Rappelons aussi que le relevage ou le portage d’un traumatisé rachis à deux ne doit jamais se faire avec un MID seul. Encore une fois, les scoop et plans dur sont les seuls dispositifs adaptés dans cette utilisation.

CONCLUSION ET PISTES DE RÉFLEXION
L’évolution constante du matériel médical est une avancée nette dans le métier d’ambulancier, elle augmente sa capacité opérationnelle, sa précision, elle permet d’éviter les Troubles Musculo-Squelettiques, d’améliorer le confort du patient et sa sécurité.

Mais à l’aube de l’ère du tout numérique, de l’avancée de la télémédecine et des innovations ruptures qui révolutionneront notre métier, il nous appartient à chacun, ambulanciers, secouristes, infirmiers, médecins… De comprendre que notre patient est notre seule priorité, et qu’il est le seul élément fiable de nos interventions.

L’AVIS DE NICO SUR LE SUJET DE LA MATÉRIO DÉPENDANCE
Nous sommes de plus en plus équipées de matériel électronique (tensiomètre, saturomètre, thermomètre….) ce qui n’est pas un mal en soit. Sauf que j’ai l’impression qu’on se focalise trop sur les chiffres de ces fameux appareils, en oubliant presque la victime. Je voit beaucoup les soignants, les ambulanciers, les pompiers les yeux rivés sur les appareils sans avoir touché, regardé, écouté la victime. Et pourtant, ce sont les bases même du secourisme.

Ces approches permettent d’avoir une appréciation simple et efficace des signes cliniques. Et quand ces appareils sont en panne, défaillant ou autres problèmes, on arrive plus à gérer la situation. Il y a aussi la fiabilité de ces appareils, certains ne sont jamais calibrés, ou fonctionne selon une position bien précise (tensiomètre poignet) ce qui engendre des chiffres erronées. Il faut savoir que ces appareils doivent être calibré au moins une fois par an pour une meilleure fiabilité.

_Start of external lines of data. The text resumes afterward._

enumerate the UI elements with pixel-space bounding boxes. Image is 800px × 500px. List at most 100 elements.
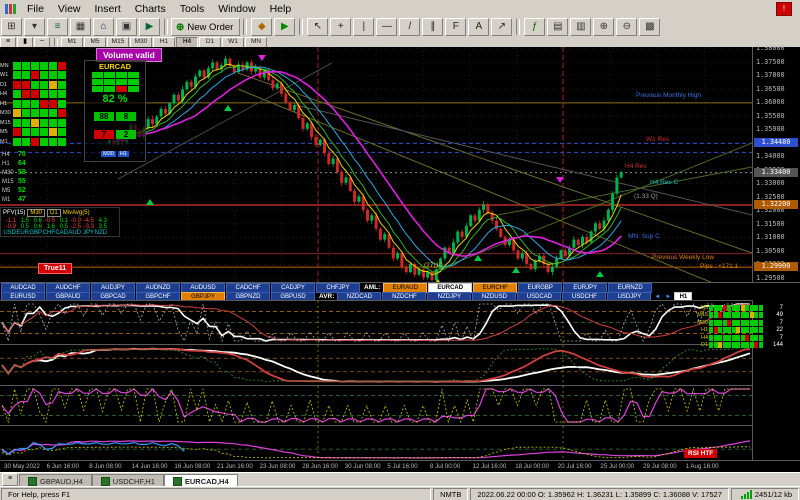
metaeditor-icon[interactable]: ◆: [251, 18, 272, 36]
heatmap-cell: [49, 100, 57, 108]
timeframe-m5[interactable]: M5: [84, 37, 106, 48]
strategy-tester-icon[interactable]: ▶: [139, 18, 160, 36]
mini-symbol-label: EURCAD: [87, 62, 143, 71]
svg-text:Pips : +171.1: Pips : +171.1: [700, 263, 739, 270]
tf-chip-h1[interactable]: H1: [118, 151, 129, 157]
indicator-panel-1[interactable]: [0, 300, 800, 344]
mini-grid-row: [87, 72, 143, 78]
indicator-panel-4[interactable]: [0, 425, 800, 460]
new-order-button[interactable]: ⊕New Order: [171, 18, 240, 36]
menu-tools[interactable]: Tools: [173, 2, 212, 16]
timeframe-h4[interactable]: H4: [176, 37, 198, 48]
heatmap-cell: [723, 320, 727, 326]
terminal-icon[interactable]: ▣: [116, 18, 137, 36]
time-axis[interactable]: 30 May 20226 Jun 16:008 Jun 08:0014 Jun …: [0, 460, 800, 472]
heatmap-cell: [732, 327, 736, 333]
bar-chart-icon[interactable]: ≡: [0, 37, 16, 48]
menu-charts[interactable]: Charts: [128, 2, 173, 16]
heatmap-cell: [128, 86, 139, 92]
indicator-panel-2[interactable]: [0, 344, 800, 385]
tile-windows-icon[interactable]: ▩: [639, 18, 660, 36]
horizontal-line-icon[interactable]: —: [376, 18, 397, 36]
oscillator-heatmap-row: H47: [694, 334, 783, 341]
tab-scroll-icon[interactable]: ≡: [2, 473, 18, 486]
heatmap-cell: [718, 305, 722, 311]
timeframe-m1[interactable]: M1: [61, 37, 83, 48]
currency-label: GBP: [29, 230, 42, 236]
heatmap-cell: [40, 81, 48, 89]
navigator-icon[interactable]: ⌂: [93, 18, 114, 36]
heatmap-cell: [58, 138, 66, 146]
crosshair-icon[interactable]: +: [330, 18, 351, 36]
heatmap-cell: [58, 100, 66, 108]
alert-icon[interactable]: !: [776, 2, 792, 16]
heatmap-cell: [49, 128, 57, 136]
price-axis[interactable]: 1.295001.300001.305001.310001.315001.320…: [752, 47, 800, 282]
menu-help[interactable]: Help: [263, 2, 299, 16]
tf-value-row: M147: [2, 195, 26, 204]
data-window-icon[interactable]: ▦: [70, 18, 91, 36]
timeframe-h1[interactable]: H1: [153, 37, 175, 48]
indicators-icon[interactable]: ƒ: [524, 18, 545, 36]
trendline-icon[interactable]: /: [399, 18, 420, 36]
currency-label: EUR: [16, 230, 29, 236]
menu-file[interactable]: File: [20, 2, 51, 16]
heatmap-cell: [22, 90, 30, 98]
zoom-out-icon[interactable]: ⊖: [616, 18, 637, 36]
app-logo-icon: [4, 3, 16, 15]
zoom-in-icon[interactable]: ⊕: [593, 18, 614, 36]
chart-window[interactable]: Previous Monthly HighW1 ResH4 ResH4 Res …: [0, 47, 800, 282]
menu-window[interactable]: Window: [211, 2, 262, 16]
timeframe-w1[interactable]: W1: [222, 37, 244, 48]
heatmap-cell: [22, 128, 30, 136]
line-chart-icon[interactable]: ~: [34, 37, 50, 48]
periods-icon[interactable]: ▤: [547, 18, 568, 36]
indicator-plot[interactable]: [0, 301, 752, 344]
cursor-icon[interactable]: ↖: [307, 18, 328, 36]
indicator-plot[interactable]: [0, 386, 752, 425]
timeframe-m30[interactable]: M30: [130, 37, 152, 48]
time-tick: 25 Jul 00:00: [600, 463, 634, 470]
menu-view[interactable]: View: [51, 2, 88, 16]
chart-tab-icon: [101, 477, 110, 486]
indicator-plot[interactable]: [0, 426, 752, 460]
heatmap-cell: [736, 327, 740, 333]
heatmap-cell: [709, 342, 713, 348]
strength-tf-d1[interactable]: D1: [47, 209, 61, 217]
heatmap-cell: [750, 335, 754, 341]
profiles-icon[interactable]: ▾: [24, 18, 45, 36]
indicator-panel-3[interactable]: [0, 385, 800, 425]
vertical-line-icon[interactable]: |: [353, 18, 374, 36]
indicator-plot[interactable]: [0, 345, 752, 385]
timeframe-mn[interactable]: MN: [245, 37, 267, 48]
strength-tf-m30[interactable]: M30: [27, 209, 45, 217]
heatmap-cell: [49, 119, 57, 127]
timeframe-d1[interactable]: D1: [199, 37, 221, 48]
templates-icon[interactable]: ▥: [570, 18, 591, 36]
tf-chip-m30[interactable]: M30: [101, 151, 116, 157]
heatmap-cell: [727, 342, 731, 348]
heatmap-cell: [22, 138, 30, 146]
indicator-panels: [0, 300, 800, 460]
channel-icon[interactable]: ∥: [422, 18, 443, 36]
heatmap-cell: [49, 90, 57, 98]
candle-chart-icon[interactable]: ▮: [17, 37, 33, 48]
heatmap-cell: [709, 335, 713, 341]
menu-insert[interactable]: Insert: [88, 2, 128, 16]
time-tick: 16 Jun 08:00: [174, 463, 210, 470]
heatmap-cell: [745, 342, 749, 348]
new-chart-icon[interactable]: ⊞: [1, 18, 22, 36]
text-icon[interactable]: A: [468, 18, 489, 36]
timeframe-m15[interactable]: M15: [107, 37, 129, 48]
mt4-window: FileViewInsertChartsToolsWindowHelp ! ⊞▾…: [0, 0, 800, 500]
heatmap-cell: [723, 327, 727, 333]
heatmap-row: H4: [0, 90, 67, 99]
fibonacci-icon[interactable]: F: [445, 18, 466, 36]
heatmap-cell: [750, 327, 754, 333]
market-watch-icon[interactable]: ≡: [47, 18, 68, 36]
heatmap-cell: [92, 72, 103, 78]
heatmap-cell: [759, 342, 763, 348]
arrow-tools-icon[interactable]: ↗: [491, 18, 512, 36]
chart-tabs-bar: ≡ GBPAUD,H4USDCHF,H1EURCAD,H4: [0, 472, 800, 487]
autotrading-icon[interactable]: ▶: [274, 18, 295, 36]
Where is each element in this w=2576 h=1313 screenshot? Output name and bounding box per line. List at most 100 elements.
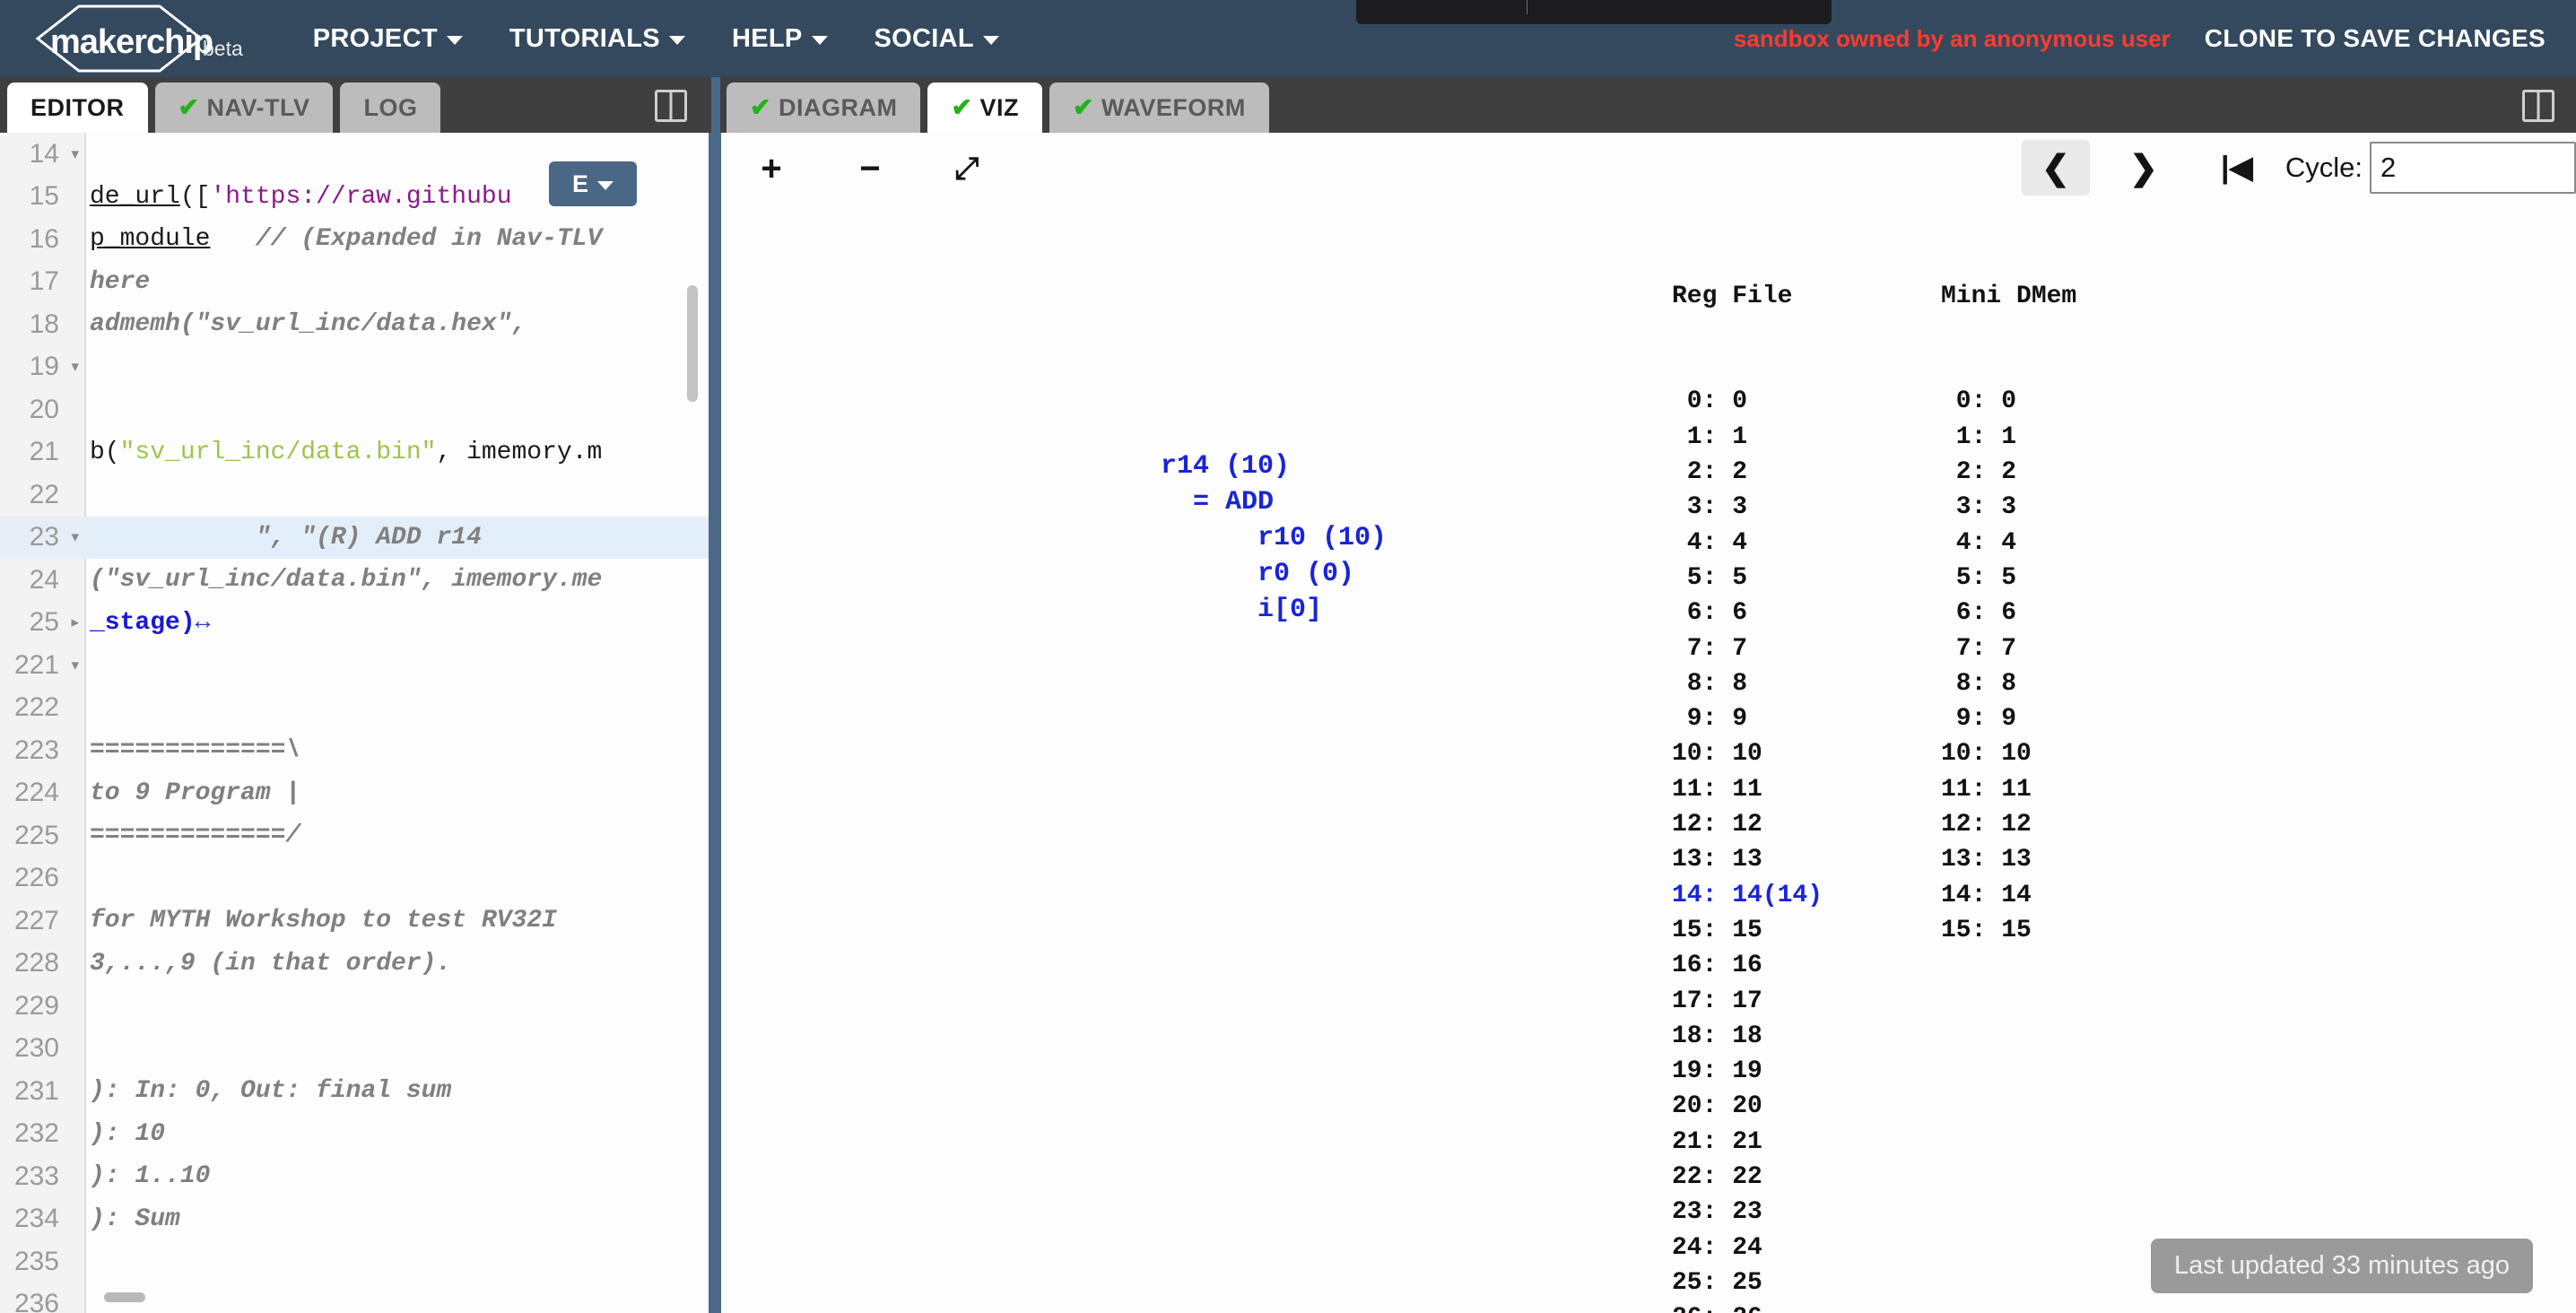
editor-line-content[interactable]: here	[86, 261, 709, 304]
zoom-out-button[interactable]: −	[845, 143, 895, 194]
editor-line[interactable]: 233): 1..10	[0, 1155, 709, 1198]
editor-line-content[interactable]	[86, 985, 709, 1028]
memory-row: 6: 6	[1672, 596, 1941, 630]
memory-row: 1: 1	[1672, 420, 1941, 455]
editor-line-content[interactable]: p_module // (Expanded in Nav-TLV	[86, 218, 709, 261]
editor-line-content[interactable]: _stage)↔	[86, 602, 709, 645]
editor-line-content[interactable]: ("sv_url_inc/data.bin", imemory.me	[86, 559, 709, 602]
tab-waveform[interactable]: ✔ WAVEFORM	[1049, 83, 1269, 133]
nav-menu-tutorials[interactable]: TUTORIALS	[486, 15, 709, 63]
memory-row: 25: 25	[1672, 1265, 1941, 1300]
editor-line-content[interactable]	[86, 687, 709, 730]
tab-diagram[interactable]: ✔ DIAGRAM	[727, 83, 920, 133]
nav-menu-social-label: SOCIAL	[875, 24, 974, 54]
memory-row: 7: 7	[1672, 631, 1941, 666]
editor-horizontal-scrollbar[interactable]	[86, 1290, 709, 1304]
editor-line[interactable]: 223=============\	[0, 729, 709, 772]
tab-nav-tlv[interactable]: ✔ NAV-TLV	[155, 83, 334, 133]
memory-row: 23: 23	[1672, 1195, 1941, 1230]
zoom-in-button[interactable]: +	[746, 143, 796, 194]
sandbox-owner-note: sandbox owned by an anonymous user	[1734, 25, 2171, 53]
editor-line[interactable]: 22	[0, 474, 709, 517]
editor-line[interactable]: 21b("sv_url_inc/data.bin", imemory.m	[0, 431, 709, 474]
nav-menu-help[interactable]: HELP	[709, 15, 851, 63]
editor-line-content[interactable]	[86, 474, 709, 517]
editor-line[interactable]: 227for MYTH Workshop to test RV32I	[0, 900, 709, 943]
editor-mode-dropdown[interactable]: E	[549, 161, 637, 206]
editor-line-content[interactable]: to 9 Program |	[86, 772, 709, 815]
editor-line[interactable]: 224to 9 Program |	[0, 772, 709, 815]
editor-line-number: 222	[0, 687, 86, 730]
editor-line-content[interactable]: ", "(R) ADD r14	[86, 517, 709, 560]
editor-line-content[interactable]: 3,...,9 (in that order).	[86, 943, 709, 986]
editor-line-content[interactable]: =============/	[86, 814, 709, 857]
editor-line[interactable]: 230	[0, 1028, 709, 1071]
memory-row: 3: 3	[1672, 490, 1941, 525]
editor-line-content[interactable]: ): In: 0, Out: final sum	[86, 1070, 709, 1113]
editor-line[interactable]: 234): Sum	[0, 1198, 709, 1241]
cycle-input[interactable]	[2370, 142, 2576, 194]
editor-line-content[interactable]: ): 1..10	[86, 1155, 709, 1198]
editor-line-content[interactable]: ): 10	[86, 1113, 709, 1156]
split-pane-right-icon[interactable]	[2522, 90, 2554, 122]
editor-line[interactable]: 229	[0, 985, 709, 1028]
nav-menu-list: PROJECT TUTORIALS HELP SOCIAL	[290, 15, 1023, 63]
editor-line[interactable]: 24("sv_url_inc/data.bin", imemory.me	[0, 559, 709, 602]
editor-line[interactable]: 18admemh("sv_url_inc/data.hex",	[0, 303, 709, 346]
editor-line-content[interactable]	[86, 857, 709, 900]
brand-logo[interactable]: makerchip beta	[34, 4, 243, 74]
tab-editor[interactable]: EDITOR	[7, 83, 148, 133]
editor-code-rows[interactable]: 14▾15de_url(['https://raw.githubu16p_mod…	[0, 133, 709, 1313]
tab-log[interactable]: LOG	[340, 83, 440, 133]
nav-menu-social[interactable]: SOCIAL	[851, 15, 1023, 63]
nav-menu-project[interactable]: PROJECT	[290, 15, 486, 63]
editor-line[interactable]: 2283,...,9 (in that order).	[0, 943, 709, 986]
cycle-controls: ❮ ❯ |◀ Cycle:	[2022, 140, 2576, 196]
editor-vertical-scrollbar[interactable]	[685, 187, 700, 1263]
editor-line[interactable]: 232): 10	[0, 1113, 709, 1156]
code-token: ): In: 0, Out: final sum	[90, 1077, 451, 1105]
tab-viz[interactable]: ✔ VIZ	[927, 83, 1041, 133]
editor-line[interactable]: 235	[0, 1240, 709, 1283]
editor-line-content[interactable]: ): Sum	[86, 1198, 709, 1241]
editor-line[interactable]: 19▾	[0, 346, 709, 389]
editor-line-content[interactable]: admemh("sv_url_inc/data.hex",	[86, 303, 709, 346]
editor-line-content[interactable]	[86, 1028, 709, 1071]
editor-line[interactable]: 226	[0, 857, 709, 900]
editor-line-number: 227	[0, 900, 86, 943]
clone-to-save-button[interactable]: CLONE TO SAVE CHANGES	[2205, 24, 2546, 53]
viz-canvas[interactable]: r14 (10) = ADD r10 (10) r0 (0) i[0] Reg …	[721, 208, 2576, 1313]
reg-file-rows: 0: 0 1: 1 2: 2 3: 3 4: 4 5: 5 6: 6 7: 7 …	[1672, 384, 1941, 1313]
memory-row: 18: 18	[1672, 1019, 1941, 1054]
editor-line-content[interactable]: for MYTH Workshop to test RV32I	[86, 900, 709, 943]
editor-line[interactable]: 225=============/	[0, 814, 709, 857]
zoom-fit-icon[interactable]: ⤢	[942, 143, 992, 194]
editor-line[interactable]: 17here	[0, 261, 709, 304]
editor-line[interactable]: 20	[0, 388, 709, 431]
first-cycle-button[interactable]: |◀	[2203, 140, 2271, 196]
next-cycle-button[interactable]: ❯	[2110, 140, 2178, 196]
editor-line[interactable]: 25▸_stage)↔	[0, 602, 709, 645]
editor-line[interactable]: 23▾ ", "(R) ADD r14	[0, 517, 709, 560]
editor-line[interactable]: 231): In: 0, Out: final sum	[0, 1070, 709, 1113]
editor-line[interactable]: 221▾	[0, 644, 709, 687]
code-token: ): 1..10	[90, 1162, 210, 1190]
editor-line-content[interactable]	[86, 346, 709, 389]
code-token: b(	[90, 439, 120, 466]
editor-hscroll-thumb[interactable]	[104, 1292, 145, 1302]
editor-line-content[interactable]	[86, 1240, 709, 1283]
editor-line-content[interactable]: =============\	[86, 729, 709, 772]
editor-line-content[interactable]	[86, 644, 709, 687]
memory-row: 5: 5	[1672, 561, 1941, 596]
memory-row: 26: 26	[1672, 1300, 1941, 1313]
editor-line[interactable]: 16p_module // (Expanded in Nav-TLV	[0, 218, 709, 261]
code-token: to 9 Program |	[90, 779, 300, 807]
pane-splitter[interactable]	[709, 133, 721, 1313]
split-pane-left-icon[interactable]	[655, 90, 687, 122]
editor-vscroll-thumb[interactable]	[687, 285, 698, 402]
editor-line-content[interactable]: b("sv_url_inc/data.bin", imemory.m	[86, 431, 709, 474]
editor-line[interactable]: 222	[0, 687, 709, 730]
editor-line-content[interactable]	[86, 388, 709, 431]
prev-cycle-button[interactable]: ❮	[2022, 140, 2090, 196]
memory-row: 0: 0	[1941, 384, 2210, 419]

A l’ère de la télémédecine est ce que cela sera accentué ? On peux se poser la question en effet car les habitudes de travail et d’approche de la victime seront différents.

Quand on voit certaines formations outre atlantique comme le PHTLS, qui enseigne une approche de la victime avec la technique ABCDE dans un bilan primaire afin de savoir si la victime est critique ou non critique. Une utilisation du stéthoscope pour une écoute des poumons et surtout pour une prise de tension manuelle qui devient la référence avant que les appareils prennent le relais pour un bilan secondaire, qui lui sera plus complet.

On peux même pousser la réflexion en y incluant les habitudes et la méconnaissances de certains matériel. On peux ainsi parler du matériel d’évacuation, plus précisément du MID qui est toujours utilisé pour évacuer un intuber/ventiler de plusieurs étages, ordre donné par le médecin SMUR, qui je rappelle, ne connaît pas le matériel embarqué dans chaque ASSU. Alors que la planche d’évacuation avec le système d’araignée, utilise moins de bras et est beaucoup plus maniable et beaucoup plus ergonomique contre les TMS.

Et sachez que vous êtes les professionnels qui gèrent la prise en charge pour l’évacuation ou le conditionnement, chacun son travail. On peux parler du SCOOP ou civière de relevage qui évolue avec un système de bloc tête, ce qui permet d’avoir une meilleure ergonomie et une prise en charge optimum à deux intervenants.